Added flexibility for RSA PSS salt length

[gilles-peskine-arm]

RSASSA-PSS as specified by RFC 8017 (PKCS#1 v.2.2) §9.1 allows any salt length from 0 to the maximum length that is not occupied by fixed octets or by the hash, i.e 0 to emLen - hLen - 2 where emLen is the modulus length and hLen is the hash length.

Potentially, when signing, an application may want to request any valid salt length. The salt is supposed to be a random octet string of the requested length. When verifying, an application may want to allow any set of valid salt lengths. The salt is contained in the signature and only its length is supposed to be (optionally) validated.

The PSA API supports two PSS mechanisms:

• PSA_ALG_RSA_PSS (since 1.0): enforce a specific salt length which is generally the hash length (see the spec for details).
• PSA_ALG_RSA_PSS_ANY_SALT: identical to PSA_ALG_RSA_PSS when signing, but allows any salt length (i.e. maximally permissive) when verifying.

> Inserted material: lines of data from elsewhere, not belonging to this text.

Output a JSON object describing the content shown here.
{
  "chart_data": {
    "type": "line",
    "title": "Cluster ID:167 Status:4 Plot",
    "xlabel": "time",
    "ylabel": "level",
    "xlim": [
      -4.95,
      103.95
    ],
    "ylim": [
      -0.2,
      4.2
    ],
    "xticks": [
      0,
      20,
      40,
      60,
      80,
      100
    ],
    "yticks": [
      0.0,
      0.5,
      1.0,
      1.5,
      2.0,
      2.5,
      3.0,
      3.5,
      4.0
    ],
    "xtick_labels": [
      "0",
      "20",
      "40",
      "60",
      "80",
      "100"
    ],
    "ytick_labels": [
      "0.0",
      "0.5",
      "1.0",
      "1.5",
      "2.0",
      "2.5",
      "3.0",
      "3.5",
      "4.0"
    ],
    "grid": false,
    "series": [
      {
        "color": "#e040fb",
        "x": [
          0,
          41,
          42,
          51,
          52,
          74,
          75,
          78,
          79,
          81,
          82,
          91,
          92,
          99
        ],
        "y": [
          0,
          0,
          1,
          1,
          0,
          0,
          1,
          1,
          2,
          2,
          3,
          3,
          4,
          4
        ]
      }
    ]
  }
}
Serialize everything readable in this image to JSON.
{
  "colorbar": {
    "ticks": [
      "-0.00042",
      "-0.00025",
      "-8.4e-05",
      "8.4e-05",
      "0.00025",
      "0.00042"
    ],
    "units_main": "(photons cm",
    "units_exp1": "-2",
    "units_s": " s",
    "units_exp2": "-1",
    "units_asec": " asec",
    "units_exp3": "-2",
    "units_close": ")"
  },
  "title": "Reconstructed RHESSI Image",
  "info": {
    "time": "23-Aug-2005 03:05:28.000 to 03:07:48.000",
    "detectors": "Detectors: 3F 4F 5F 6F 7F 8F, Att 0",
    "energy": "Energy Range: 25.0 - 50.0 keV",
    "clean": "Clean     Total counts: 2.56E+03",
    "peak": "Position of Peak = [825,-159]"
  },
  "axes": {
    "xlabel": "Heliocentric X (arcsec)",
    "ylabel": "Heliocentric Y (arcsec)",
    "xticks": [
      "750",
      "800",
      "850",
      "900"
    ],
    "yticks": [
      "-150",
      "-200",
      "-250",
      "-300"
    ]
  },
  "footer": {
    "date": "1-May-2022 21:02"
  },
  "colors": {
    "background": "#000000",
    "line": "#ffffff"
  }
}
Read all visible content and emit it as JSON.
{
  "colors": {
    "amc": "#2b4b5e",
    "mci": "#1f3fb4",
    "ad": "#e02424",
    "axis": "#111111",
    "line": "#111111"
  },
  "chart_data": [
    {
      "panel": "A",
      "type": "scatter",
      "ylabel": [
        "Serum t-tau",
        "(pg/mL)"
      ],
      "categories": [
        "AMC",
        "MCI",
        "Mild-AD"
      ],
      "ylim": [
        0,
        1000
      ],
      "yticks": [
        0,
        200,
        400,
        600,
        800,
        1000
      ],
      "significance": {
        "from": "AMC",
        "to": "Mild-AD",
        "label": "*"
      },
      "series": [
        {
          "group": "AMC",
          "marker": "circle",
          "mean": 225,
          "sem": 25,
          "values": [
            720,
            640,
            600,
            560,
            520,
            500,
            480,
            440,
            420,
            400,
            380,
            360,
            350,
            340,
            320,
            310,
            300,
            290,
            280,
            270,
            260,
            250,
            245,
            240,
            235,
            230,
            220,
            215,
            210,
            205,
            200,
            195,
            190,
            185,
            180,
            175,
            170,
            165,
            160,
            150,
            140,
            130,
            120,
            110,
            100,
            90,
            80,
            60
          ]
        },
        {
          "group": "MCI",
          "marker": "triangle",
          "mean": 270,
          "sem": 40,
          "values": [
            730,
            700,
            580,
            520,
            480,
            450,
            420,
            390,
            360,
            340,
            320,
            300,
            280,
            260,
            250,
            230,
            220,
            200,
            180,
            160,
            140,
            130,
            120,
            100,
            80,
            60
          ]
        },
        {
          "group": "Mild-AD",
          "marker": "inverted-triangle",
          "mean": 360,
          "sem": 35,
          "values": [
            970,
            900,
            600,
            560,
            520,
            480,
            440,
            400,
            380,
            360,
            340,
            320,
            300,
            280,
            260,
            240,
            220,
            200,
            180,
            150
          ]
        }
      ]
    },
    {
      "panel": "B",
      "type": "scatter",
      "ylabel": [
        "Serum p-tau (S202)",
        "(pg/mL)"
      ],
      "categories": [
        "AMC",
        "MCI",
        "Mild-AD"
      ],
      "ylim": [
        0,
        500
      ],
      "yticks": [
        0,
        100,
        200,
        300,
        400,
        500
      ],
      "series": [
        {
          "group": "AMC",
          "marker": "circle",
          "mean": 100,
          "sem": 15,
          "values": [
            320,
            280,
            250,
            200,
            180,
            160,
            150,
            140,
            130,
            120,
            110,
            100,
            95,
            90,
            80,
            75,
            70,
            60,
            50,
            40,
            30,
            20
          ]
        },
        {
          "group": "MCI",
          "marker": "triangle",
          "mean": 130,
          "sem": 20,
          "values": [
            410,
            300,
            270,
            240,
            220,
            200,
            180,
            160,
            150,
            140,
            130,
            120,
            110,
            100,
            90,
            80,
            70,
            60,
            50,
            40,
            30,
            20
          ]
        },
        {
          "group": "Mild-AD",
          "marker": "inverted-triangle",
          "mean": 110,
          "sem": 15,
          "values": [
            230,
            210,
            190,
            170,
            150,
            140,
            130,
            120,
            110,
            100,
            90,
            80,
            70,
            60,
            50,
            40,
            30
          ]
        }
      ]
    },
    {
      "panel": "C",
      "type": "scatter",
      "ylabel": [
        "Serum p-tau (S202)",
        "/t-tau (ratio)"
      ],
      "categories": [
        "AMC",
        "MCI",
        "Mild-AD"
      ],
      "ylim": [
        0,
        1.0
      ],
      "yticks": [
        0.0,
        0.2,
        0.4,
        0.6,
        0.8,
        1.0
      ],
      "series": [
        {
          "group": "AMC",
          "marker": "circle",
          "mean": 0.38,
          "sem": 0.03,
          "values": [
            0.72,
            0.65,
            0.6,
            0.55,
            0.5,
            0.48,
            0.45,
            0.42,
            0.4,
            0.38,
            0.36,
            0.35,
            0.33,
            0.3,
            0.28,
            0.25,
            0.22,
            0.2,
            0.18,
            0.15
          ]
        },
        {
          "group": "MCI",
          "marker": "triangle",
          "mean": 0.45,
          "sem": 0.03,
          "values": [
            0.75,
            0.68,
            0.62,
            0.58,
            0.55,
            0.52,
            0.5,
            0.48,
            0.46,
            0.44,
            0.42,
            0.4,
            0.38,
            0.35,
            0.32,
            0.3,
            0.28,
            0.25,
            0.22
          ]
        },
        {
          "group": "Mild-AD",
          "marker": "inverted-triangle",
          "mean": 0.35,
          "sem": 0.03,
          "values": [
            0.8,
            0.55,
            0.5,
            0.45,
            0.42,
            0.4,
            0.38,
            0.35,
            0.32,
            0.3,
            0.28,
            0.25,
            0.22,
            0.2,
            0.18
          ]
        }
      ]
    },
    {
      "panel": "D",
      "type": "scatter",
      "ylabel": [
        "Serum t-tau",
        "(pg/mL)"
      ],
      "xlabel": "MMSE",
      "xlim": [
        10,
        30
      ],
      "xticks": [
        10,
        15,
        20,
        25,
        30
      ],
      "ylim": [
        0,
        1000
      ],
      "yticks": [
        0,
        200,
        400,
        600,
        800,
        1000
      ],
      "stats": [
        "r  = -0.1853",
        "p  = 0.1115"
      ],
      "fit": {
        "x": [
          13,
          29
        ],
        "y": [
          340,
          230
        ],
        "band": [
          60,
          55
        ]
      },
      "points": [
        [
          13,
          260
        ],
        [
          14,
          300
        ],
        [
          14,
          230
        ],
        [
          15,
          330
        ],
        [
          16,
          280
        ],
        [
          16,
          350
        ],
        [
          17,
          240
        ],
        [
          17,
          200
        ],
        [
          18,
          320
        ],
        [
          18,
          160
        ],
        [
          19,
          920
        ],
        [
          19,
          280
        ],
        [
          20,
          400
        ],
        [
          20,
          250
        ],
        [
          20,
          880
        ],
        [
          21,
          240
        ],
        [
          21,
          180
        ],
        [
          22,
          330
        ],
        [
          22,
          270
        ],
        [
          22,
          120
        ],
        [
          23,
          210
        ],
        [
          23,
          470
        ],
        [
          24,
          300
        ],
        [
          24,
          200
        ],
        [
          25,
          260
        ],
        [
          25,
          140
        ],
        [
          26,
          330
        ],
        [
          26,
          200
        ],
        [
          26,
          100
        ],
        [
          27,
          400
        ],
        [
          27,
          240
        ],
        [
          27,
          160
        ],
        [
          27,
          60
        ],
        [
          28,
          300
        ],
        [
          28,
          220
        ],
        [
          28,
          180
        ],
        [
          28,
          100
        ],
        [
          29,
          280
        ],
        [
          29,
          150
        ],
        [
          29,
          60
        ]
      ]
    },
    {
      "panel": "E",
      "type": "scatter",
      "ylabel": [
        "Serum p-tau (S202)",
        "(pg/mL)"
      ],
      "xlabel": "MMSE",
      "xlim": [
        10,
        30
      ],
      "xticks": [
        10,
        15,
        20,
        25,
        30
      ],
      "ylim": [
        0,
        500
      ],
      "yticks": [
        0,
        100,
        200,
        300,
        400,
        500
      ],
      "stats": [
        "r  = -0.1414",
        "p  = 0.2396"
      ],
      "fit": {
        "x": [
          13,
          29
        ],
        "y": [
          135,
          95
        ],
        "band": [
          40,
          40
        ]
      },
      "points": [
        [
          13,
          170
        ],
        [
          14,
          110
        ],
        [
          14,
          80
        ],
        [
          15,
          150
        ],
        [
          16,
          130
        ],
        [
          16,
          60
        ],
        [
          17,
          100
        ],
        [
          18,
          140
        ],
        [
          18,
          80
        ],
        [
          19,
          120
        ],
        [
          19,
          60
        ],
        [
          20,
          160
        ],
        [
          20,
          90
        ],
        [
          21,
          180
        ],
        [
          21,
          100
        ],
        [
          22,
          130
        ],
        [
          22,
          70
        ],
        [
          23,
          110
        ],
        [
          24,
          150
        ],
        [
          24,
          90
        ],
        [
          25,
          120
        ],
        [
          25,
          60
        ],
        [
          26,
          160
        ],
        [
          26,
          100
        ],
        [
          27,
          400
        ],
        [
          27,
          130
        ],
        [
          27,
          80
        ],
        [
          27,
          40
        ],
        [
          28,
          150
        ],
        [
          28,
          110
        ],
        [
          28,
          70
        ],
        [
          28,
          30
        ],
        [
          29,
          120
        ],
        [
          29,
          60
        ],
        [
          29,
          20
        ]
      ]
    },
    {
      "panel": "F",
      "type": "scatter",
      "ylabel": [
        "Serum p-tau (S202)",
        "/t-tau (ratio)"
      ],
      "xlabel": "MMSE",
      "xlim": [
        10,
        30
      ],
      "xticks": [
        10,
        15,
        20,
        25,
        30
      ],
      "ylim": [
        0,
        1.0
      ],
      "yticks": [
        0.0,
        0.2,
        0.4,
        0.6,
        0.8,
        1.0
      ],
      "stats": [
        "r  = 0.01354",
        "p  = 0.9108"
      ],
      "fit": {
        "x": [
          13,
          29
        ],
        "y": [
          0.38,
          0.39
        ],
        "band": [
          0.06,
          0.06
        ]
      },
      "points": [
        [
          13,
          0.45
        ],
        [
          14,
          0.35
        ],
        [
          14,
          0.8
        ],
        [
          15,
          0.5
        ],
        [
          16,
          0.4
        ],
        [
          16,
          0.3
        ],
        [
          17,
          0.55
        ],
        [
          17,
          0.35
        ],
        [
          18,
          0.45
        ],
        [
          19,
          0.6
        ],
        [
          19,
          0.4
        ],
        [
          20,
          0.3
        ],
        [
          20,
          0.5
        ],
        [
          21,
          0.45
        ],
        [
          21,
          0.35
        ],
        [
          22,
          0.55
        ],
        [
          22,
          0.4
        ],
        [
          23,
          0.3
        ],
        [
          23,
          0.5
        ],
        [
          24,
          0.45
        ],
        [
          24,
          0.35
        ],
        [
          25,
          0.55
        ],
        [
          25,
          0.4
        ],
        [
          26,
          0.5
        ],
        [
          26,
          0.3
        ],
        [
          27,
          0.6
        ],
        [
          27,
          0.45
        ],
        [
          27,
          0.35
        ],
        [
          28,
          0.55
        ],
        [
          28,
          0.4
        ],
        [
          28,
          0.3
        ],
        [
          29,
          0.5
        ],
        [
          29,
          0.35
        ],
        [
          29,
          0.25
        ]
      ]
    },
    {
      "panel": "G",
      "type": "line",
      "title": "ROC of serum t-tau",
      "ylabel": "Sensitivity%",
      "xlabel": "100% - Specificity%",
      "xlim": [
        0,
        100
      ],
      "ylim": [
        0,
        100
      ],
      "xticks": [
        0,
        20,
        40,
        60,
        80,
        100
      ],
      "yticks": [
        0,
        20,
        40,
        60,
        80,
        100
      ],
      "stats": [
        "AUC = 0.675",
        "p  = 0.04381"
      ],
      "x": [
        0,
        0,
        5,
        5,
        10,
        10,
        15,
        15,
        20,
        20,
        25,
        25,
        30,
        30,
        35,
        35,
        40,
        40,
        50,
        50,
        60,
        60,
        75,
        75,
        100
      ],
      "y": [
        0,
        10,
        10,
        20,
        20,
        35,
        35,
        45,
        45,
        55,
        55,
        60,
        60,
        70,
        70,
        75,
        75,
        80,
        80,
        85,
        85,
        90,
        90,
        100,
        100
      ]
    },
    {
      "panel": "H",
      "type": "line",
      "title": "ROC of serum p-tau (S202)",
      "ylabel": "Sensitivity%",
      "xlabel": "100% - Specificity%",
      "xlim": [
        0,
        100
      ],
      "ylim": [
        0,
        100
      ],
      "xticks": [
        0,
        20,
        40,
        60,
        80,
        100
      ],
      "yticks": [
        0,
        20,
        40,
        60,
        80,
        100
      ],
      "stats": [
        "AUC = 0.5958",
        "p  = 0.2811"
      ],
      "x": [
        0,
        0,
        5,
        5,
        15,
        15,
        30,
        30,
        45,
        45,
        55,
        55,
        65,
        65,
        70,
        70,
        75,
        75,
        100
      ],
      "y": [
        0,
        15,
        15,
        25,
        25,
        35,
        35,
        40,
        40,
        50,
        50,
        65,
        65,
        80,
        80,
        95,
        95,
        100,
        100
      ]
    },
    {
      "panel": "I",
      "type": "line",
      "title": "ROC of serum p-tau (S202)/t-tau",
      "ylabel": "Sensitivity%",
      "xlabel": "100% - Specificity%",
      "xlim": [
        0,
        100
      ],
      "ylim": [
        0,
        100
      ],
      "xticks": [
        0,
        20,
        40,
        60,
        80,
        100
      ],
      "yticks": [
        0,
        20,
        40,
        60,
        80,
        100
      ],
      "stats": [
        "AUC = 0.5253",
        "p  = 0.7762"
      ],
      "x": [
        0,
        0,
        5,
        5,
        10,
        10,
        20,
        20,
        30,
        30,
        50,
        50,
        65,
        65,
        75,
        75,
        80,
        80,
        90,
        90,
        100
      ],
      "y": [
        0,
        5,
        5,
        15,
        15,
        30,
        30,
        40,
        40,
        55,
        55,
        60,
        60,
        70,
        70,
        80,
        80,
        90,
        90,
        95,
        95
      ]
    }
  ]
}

This leaves some use cases uncovered. In particular:

• For a deterministic signature, you need either an empty salt, or a pseudorandomly generated salt (for which there is no popular standard that I know of). Depending on the scheme, verification may or may not require a specific salt value (it depends if the pseudorandom sequence is based on the private key or only on the public key).

• TPM LIbrary specification 2.0, §11.2.1.2:

  The salt size is always the largest salt value that will fit into the available space.

• (Please add to this list if you know of popular requirements for other PSS salt lengths.)

I'm recording this here so that we have a space to discuss the requirement. At the moment, I am not aware of a PSA API user that needs more than what we have now, although the TPM use case is likely to come up soonish. I'm recording this now from the point of view of Mbed TLS, where we're preparing a new release which will hide the internal interface with flexible salt length selection and only expose the PSA API.